Por todas estas razões parece-me, desde já, que uma interpretação estrita se impõe igualmente no caso em análise e proponho ao Tribunal que responda da seguinte maneira à terceira questão:
"Os artigos 15.°, n.° 3, e 7.°, n.os 3 e 5, do citado regulamento devem ser interpretados no sentido de a caução ser perdida relativamente às quantidades de açúcar entregues no destino que não tenham a qualidade-tipo.
A análise do artigo 7.°, n.° 3, do mesmo regulamento, não revelou elementos de molde a afectar a sua validade."
(*) Tradução do francês.
(1) - JO L 55 de 26.2.1982, p. 34.
(2) - JO L 111 de 24.4.1982, p. 13.
(3) - Direktoratet for Markedsordningerne/Corman et Fils, processo 124/83, Recueil 1985, p. 3777, n.° 21.

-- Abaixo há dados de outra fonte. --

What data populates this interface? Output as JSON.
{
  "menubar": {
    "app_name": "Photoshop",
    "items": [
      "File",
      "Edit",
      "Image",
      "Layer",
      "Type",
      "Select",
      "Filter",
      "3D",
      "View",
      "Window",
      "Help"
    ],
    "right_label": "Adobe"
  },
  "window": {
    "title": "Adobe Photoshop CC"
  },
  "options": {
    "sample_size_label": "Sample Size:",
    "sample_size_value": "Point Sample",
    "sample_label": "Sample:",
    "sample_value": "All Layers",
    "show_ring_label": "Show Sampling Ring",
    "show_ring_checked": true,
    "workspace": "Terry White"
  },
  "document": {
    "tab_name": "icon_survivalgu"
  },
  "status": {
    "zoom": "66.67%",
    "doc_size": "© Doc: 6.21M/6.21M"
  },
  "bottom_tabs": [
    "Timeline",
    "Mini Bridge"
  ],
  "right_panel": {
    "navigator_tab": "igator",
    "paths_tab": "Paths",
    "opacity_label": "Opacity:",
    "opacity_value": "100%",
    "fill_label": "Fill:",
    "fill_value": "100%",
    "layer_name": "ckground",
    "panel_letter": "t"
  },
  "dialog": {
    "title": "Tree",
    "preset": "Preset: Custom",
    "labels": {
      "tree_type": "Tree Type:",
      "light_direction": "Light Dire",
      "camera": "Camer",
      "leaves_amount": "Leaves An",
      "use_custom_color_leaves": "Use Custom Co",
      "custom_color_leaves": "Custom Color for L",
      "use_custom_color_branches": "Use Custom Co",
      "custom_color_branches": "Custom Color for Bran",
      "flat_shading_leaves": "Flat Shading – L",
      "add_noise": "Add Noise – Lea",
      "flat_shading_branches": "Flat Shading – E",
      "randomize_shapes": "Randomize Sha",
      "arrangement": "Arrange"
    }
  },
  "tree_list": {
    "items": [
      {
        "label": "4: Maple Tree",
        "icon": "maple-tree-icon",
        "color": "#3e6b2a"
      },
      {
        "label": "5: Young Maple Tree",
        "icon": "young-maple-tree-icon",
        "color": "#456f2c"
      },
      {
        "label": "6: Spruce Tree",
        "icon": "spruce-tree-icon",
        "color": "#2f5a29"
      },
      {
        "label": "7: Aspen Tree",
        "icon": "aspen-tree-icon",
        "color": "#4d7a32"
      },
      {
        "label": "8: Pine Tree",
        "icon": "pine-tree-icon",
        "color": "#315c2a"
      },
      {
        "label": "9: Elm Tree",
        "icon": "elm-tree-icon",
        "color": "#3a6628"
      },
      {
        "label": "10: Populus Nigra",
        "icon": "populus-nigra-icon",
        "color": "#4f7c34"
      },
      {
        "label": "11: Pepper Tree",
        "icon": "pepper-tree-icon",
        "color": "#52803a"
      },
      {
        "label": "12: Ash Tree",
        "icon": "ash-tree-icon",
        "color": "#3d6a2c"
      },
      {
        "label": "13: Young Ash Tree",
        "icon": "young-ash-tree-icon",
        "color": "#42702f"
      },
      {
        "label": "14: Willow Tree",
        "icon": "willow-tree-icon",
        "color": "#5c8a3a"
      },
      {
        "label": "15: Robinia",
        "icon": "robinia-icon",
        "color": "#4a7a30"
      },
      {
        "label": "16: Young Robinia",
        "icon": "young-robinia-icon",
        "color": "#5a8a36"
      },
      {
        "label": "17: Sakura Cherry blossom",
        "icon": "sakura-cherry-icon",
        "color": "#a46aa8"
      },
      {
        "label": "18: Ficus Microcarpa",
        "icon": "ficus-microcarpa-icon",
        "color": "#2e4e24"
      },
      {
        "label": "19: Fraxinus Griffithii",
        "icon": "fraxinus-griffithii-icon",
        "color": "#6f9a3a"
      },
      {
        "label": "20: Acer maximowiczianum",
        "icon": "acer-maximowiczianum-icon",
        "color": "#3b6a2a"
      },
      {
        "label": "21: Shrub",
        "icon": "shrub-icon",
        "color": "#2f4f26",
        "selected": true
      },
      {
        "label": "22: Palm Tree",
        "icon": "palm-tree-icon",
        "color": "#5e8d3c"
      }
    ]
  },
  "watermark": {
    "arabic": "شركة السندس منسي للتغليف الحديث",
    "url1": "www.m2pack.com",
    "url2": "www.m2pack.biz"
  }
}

(4) - Processo 66/82, Recueil 1983, p. 395, n. 8. Ver também acórdão de 20 de Fevereiro de 1979 no processo 122/78, Recueil, p. 677, n.° 16, e acórdão de 22 de Janeiro de 1986 no processo 266/84, Denkavit France, Colect., p. 149, n.° 17.
(5) - Ver os acórdãos de 20 de Fevereiro de 1979, Buitoni, 122/78, Recueil, p. 677; de 21 de Junho de 1979, Atalanta, 240/78, Recueil, p. 2137; de 2 de Dezembro de 1982, RU-MI, 272/81, Recueil, p. 4167; de 23 de Fevereiro de 1983, Fromançais, 66/82, Recueil, p. 395; e de 17 de Maio de 1984, Denkavit, 15/83, Recueil, p. 2171.